La Chine intéressait Adam Smith au plus haut point. Dans sa Richesse des nations (1776), le célèbre économiste écossais constatait ce que les tenants de l’histoire globale redécouvrent aujourd’hui : à la fin du XVIIIe siècle, l’empire du Milieu abritait l’économie de marché la plus dynamique de l’époque, au point que les nations européennes n’avaient qu’à bien se tenir. Plus encore, comme l’estime l’historien italien Giovanni Arrighi, la Chine avait emprunté la « voie naturelle » vers la prospérité. Contrairement à Gênes, Venise ou Amsterdam, qui avaient puisé leur richesse dans l’ouverture, parfois agressive, de voies commerciales au long cours, l’empire oriental s’en était tenu à une voie plus modeste mais aussi plus pacifique et plus sûre, fondée sur le lent essor de son marché intérieur.
Lorsqu’il dit avoir trouvé A. Smith à Pékin, G. Arrighi n’a pas seulement en tête l’époque où écrivait l’économiste écossais, mais bien la période contemporaine. A. Smith n’aurait sans doute pas imaginé que l’empire du Milieu, et avec lui l’ensemble de l’Asie de l’Est, allait bientôt être sévèrement distancé par les précaires nations européennes. Pour G. Arrighi, il est cependant probable qu’il n’aurait nullement été étonné du grand retour de la Chine sur l’échiquier mondial. A ses yeux, les mêmes raisons qui conduisirent A. Smith à formuler les meilleurs augures au sujet de la prospérité chinoise expliquent aujourd’hui pourquoi la République populaire de Chine est en passe de devenir le centre dominant de l’économie mondiale.
Quelle est donc cette voie chinoise que célébrait A. Smith ? C’est tout simplement la « croissance par le marché » auxquelles l’économiste consacre une bonne partie de sa Richesse des nations.
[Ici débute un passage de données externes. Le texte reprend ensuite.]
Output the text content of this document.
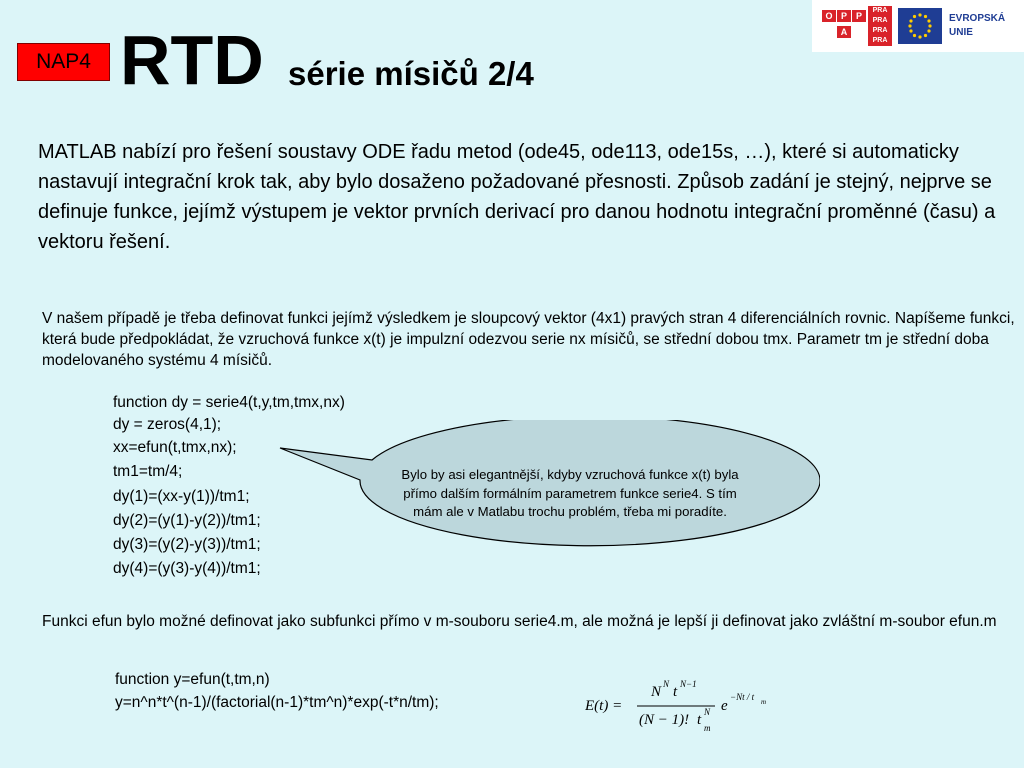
NAP4 RTD série mísičů 2/4
O P P
A
PRA
PRA
PRA
PRA
EVROPSKÁ
UNIE
MATLAB nabízí pro řešení soustavy ODE řadu metod (ode45, ode113, ode15s, …), které si automaticky nastavují integrační krok tak, aby bylo dosaženo požadované přesnosti. Způsob zadání je stejný, nejprve se definuje funkce, jejímž výstupem je vektor prvních derivací pro danou hodnotu integrační proměnné (času) a vektoru řešení.
V našem případě je třeba definovat funkci jejímž výsledkem je sloupcový vektor (4x1) pravých stran 4 diferenciálních rovnic. Napíšeme funkci, která bude předpokládat, že vzruchová funkce x(t) je impulzní odezvou serie nx mísičů, se střední dobou tmx. Parametr tm je střední doba modelovaného systému 4 mísičů.
function dy = serie4(t,y,tm,tmx,nx)
dy = zeros(4,1);
xx=efun(t,tmx,nx);
tm1=tm/4;
dy(1)=(xx-y(1))/tm1;
dy(2)=(y(1)-y(2))/tm1;
dy(3)=(y(2)-y(3))/tm1;
dy(4)=(y(3)-y(4))/tm1;
Bylo by asi elegantnější, kdyby vzruchová funkce x(t) byla přímo dalším formálním parametrem funkce serie4. S tím mám ale v Matlabu trochu problém, třeba mi poradíte.
Funkci efun bylo možné definovat jako subfunkci přímo v m-souboru serie4.m, ale možná je lepší ji definovat jako zvláštní m-soubor efun.m
function y=efun(t,tm,n)
y=n^n*t^(n-1)/(factorial(n-1)*tm^n)*exp(-t*n/tm);	E(t) =
N N t N−1
(N − 1)! t m
N e
−Nt / t m
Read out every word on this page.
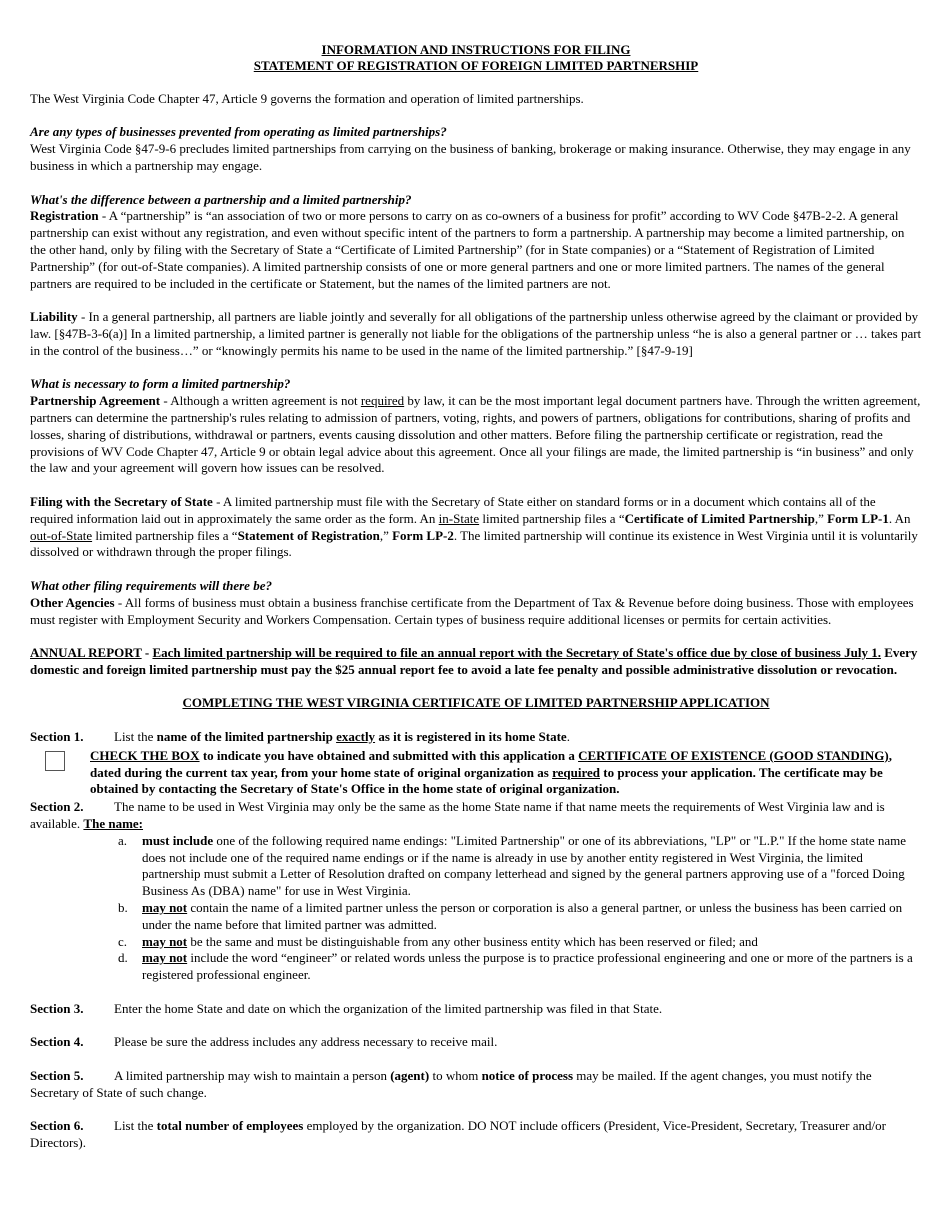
INFORMATION AND INSTRUCTIONS FOR FILING
STATEMENT OF REGISTRATION OF FOREIGN LIMITED PARTNERSHIP

The West Virginia Code Chapter 47, Article 9 governs the formation and operation of limited partnerships.

Are any types of businesses prevented from operating as limited partnerships?

West Virginia Code §47-9-6 precludes limited partnerships from carrying on the business of banking, brokerage or making insurance. Otherwise, they may engage in any business in which a partnership may engage.

What's the difference between a partnership and a limited partnership?

Registration - A “partnership” is “an association of two or more persons to carry on as co-owners of a business for profit” according to WV Code §47B-2-2. A general partnership can exist without any registration, and even without specific intent of the partners to form a partnership. A partnership may become a limited partnership, on the other hand, only by filing with the Secretary of State a “Certificate of Limited Partnership” (for in State companies) or a “Statement of Registration of Limited Partnership” (for out-of-State companies). A limited partnership consists of one or more general partners and one or more limited partners. The names of the general partners are required to be included in the certificate or Statement, but the names of the limited partners are not.

Liability - In a general partnership, all partners are liable jointly and severally for all obligations of the partnership unless otherwise agreed by the claimant or provided by law. [§47B-3-6(a)] In a limited partnership, a limited partner is generally not liable for the obligations of the partnership unless “he is also a general partner or … takes part in the control of the business…” or “knowingly permits his name to be used in the name of the limited partnership.” [§47-9-19]

What is necessary to form a limited partnership?

Partnership Agreement - Although a written agreement is not required by law, it can be the most important legal document partners have. Through the written agreement, partners can determine the partnership's rules relating to admission of partners, voting, rights, and powers of partners, obligations for contributions, sharing of profits and losses, sharing of distributions, withdrawal or partners, events causing dissolution and other matters. Before filing the partnership certificate or registration, read the provisions of WV Code Chapter 47, Article 9 or obtain legal advice about this agreement. Once all your filings are made, the limited partnership is “in business” and only the law and your agreement will govern how issues can be resolved.

Filing with the Secretary of State - A limited partnership must file with the Secretary of State either on standard forms or in a document which contains all of the required information laid out in approximately the same order as the form. An in-State limited partnership files a “Certificate of Limited Partnership,” Form LP-1. An out-of-State limited partnership files a “Statement of Registration,” Form LP-2. The limited partnership will continue its existence in West Virginia until it is voluntarily dissolved or withdrawn through the proper filings.

What other filing requirements will there be?

Other Agencies - All forms of business must obtain a business franchise certificate from the Department of Tax & Revenue before doing business. Those with employees must register with Employment Security and Workers Compensation. Certain types of business require additional licenses or permits for certain activities.

ANNUAL REPORT - Each limited partnership will be required to file an annual report with the Secretary of State's office due by close of business July 1. Every domestic and foreign limited partnership must pay the $25 annual report fee to avoid a late fee penalty and possible administrative dissolution or revocation.

COMPLETING THE WEST VIRGINIA CERTIFICATE OF LIMITED PARTNERSHIP APPLICATION

Section 1.	List the name of the limited partnership exactly as it is registered in its home State.
CHECK THE BOX to indicate you have obtained and submitted with this application a CERTIFICATE OF EXISTENCE (GOOD STANDING), dated during the current tax year, from your home state of original organization as required to process your application. The certificate may be obtained by contacting the Secretary of State's Office in the home state of original organization.

Section 2. The name to be used in West Virginia may only be the same as the home State name if that name meets the requirements of West Virginia law and is available. The name:

a. must include one of the following required name endings: "Limited Partnership" or one of its abbreviations, "LP" or "L.P." If the home state name does not include one of the required name endings or if the name is already in use by another entity registered in West Virginia, the limited partnership must submit a Letter of Resolution drafted on company letterhead and signed by the general partners approving use of a "forced Doing Business As (DBA) name" for use in West Virginia.
b. may not contain the name of a limited partner unless the person or corporation is also a general partner, or unless the business has been carried on under the name before that limited partner was admitted.
c. may not be the same and must be distinguishable from any other business entity which has been reserved or filed; and
d. may not include the word “engineer” or related words unless the purpose is to practice professional engineering and one or more of the partners is a registered professional engineer.
Section 3.	Enter the home State and date on which the organization of the limited partnership was filed in that State.
Section 4.	Please be sure the address includes any address necessary to receive mail.

Section 5. A limited partnership may wish to maintain a person (agent) to whom notice of process may be mailed. If the agent changes, you must notify the Secretary of State of such change.

Section 6. List the total number of employees employed by the organization. DO NOT include officers (President, Vice-President, Secretary, Treasurer and/or Directors).
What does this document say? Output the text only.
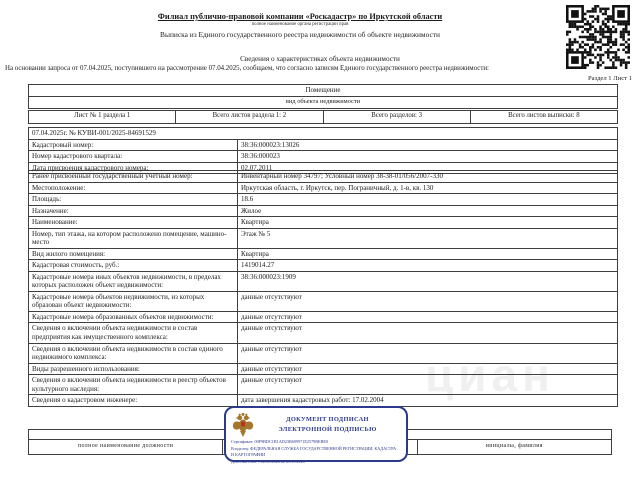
циан
Филиал публично-правовой компании «Роскадастр» по Иркутской области
полное наименование органа регистрации прав
Выписка из Единого государственного реестра недвижимости об объекте недвижимости
Сведения о характеристиках объекта недвижимости
На основании запроса от 07.04.2025, поступившего на рассмотрение 07.04.2025, сообщаем, что согласно записям Единого государственного реестра недвижимости:
Раздел 1 Лист 1
Помещение
вид объекта недвижимости
Лист № 1 раздела 1	Всего листов раздела 1: 2	Всего разделов: 3	Всего листов выписки: 8
07.04.2025г. № КУВИ-001/2025-84691529	
Кадастровый номер:	38:36:000023:13026
Номер кадастрового квартала:	38:36:000023
Дата присвоения кадастрового номера:	02.07.2011
Ранее присвоенный государственный учетный номер:	Инвентарный номер 34797; Условный номер 38-38-01/056/2007-330
Местоположение:	Иркутская область, г. Иркутск, пер. Пограничный, д. 1-в, кв. 130
Площадь:	18.6
Назначение:	Жилое
Наименование:	Квартира
Номер, тип этажа, на котором расположено помещение, машино-место	Этаж № 5
Вид жилого помещения:	Квартира
Кадастровая стоимость, руб.:	1419014.27
Кадастровые номера иных объектов недвижимости, в пределах которых расположен объект недвижимости:	38:36:000023:1909
Кадастровые номера объектов недвижимости, из которых образован объект недвижимости:	данные отсутствуют
Кадастровые номера образованных объектов недвижимости:	данные отсутствуют
Сведения о включении объекта недвижимости в состав предприятия как имущественного комплекса:	данные отсутствуют
Сведения о включении объекта недвижимости в состав единого недвижимого комплекса:	данные отсутствуют
Виды разрешенного использования:	данные отсутствуют
Сведения о включении объекта недвижимости в реестр объектов культурного наследия:	данные отсутствуют
Сведения о кадастровом инженере:	дата завершения кадастровых работ: 17.02.2004

полное наименование должности		инициалы, фамилия
ДОКУМЕНТ ПОДПИСАН
ЭЛЕКТРОННОЙ ПОДПИСЬЮ
Сертификат: 00F9BDC1B1AD23B699971E2579BEBE0
Владелец: ФЕДЕРАЛЬНАЯ СЛУЖБА ГОСУДАРСТВЕННОЙ РЕГИСТРАЦИИ, КАДАСТРА И КАРТОГРАФИИ
Действителен: с 02.08.2024 по 26.10.2025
Le progrès économique y découle d’un cercle vertueux entre essor du marché et approfondissement de la division du travail. L’amélioration des techniques agricoles permet de mettre en vente un surplus, ce qui offre des débouchés à des activités manufacturières, celles-ci se diversifient, des services apparaissent, et ainsi de suite. Sous les dynasties Ming et Qing, la Chine a patiemment accompagné un tel « cours naturel », affirme G. Arrighi. Les historiens ont pourtant longtemps insisté sur les entraves que le pouvoir impérial faisait peser sur les activités marchandes. Celui-ci n’a-t-il pas négligé, voire carrément prohibé, l’ouverture de routes commerciales maritimes ? Certes, concède G. Arrighi, mais cela était cohérent avec la nécessité de consolider un marché intérieur en y annexant les territoires de sa périphérie continentale. N’a-t-il pas aussi de tout temps montré une grande hostilité à l’égard des négociants au long cours, les capitalistes d’alors ? C’est vrai, poursuit-il, mais A. Smith n’aurait rien trouvé à y redire, lui qui recommandait aux gouvernants européens de maintenir les capitalistes à distance afin de préserver la concurrence sur les marchés et maintenir les profits au minimum.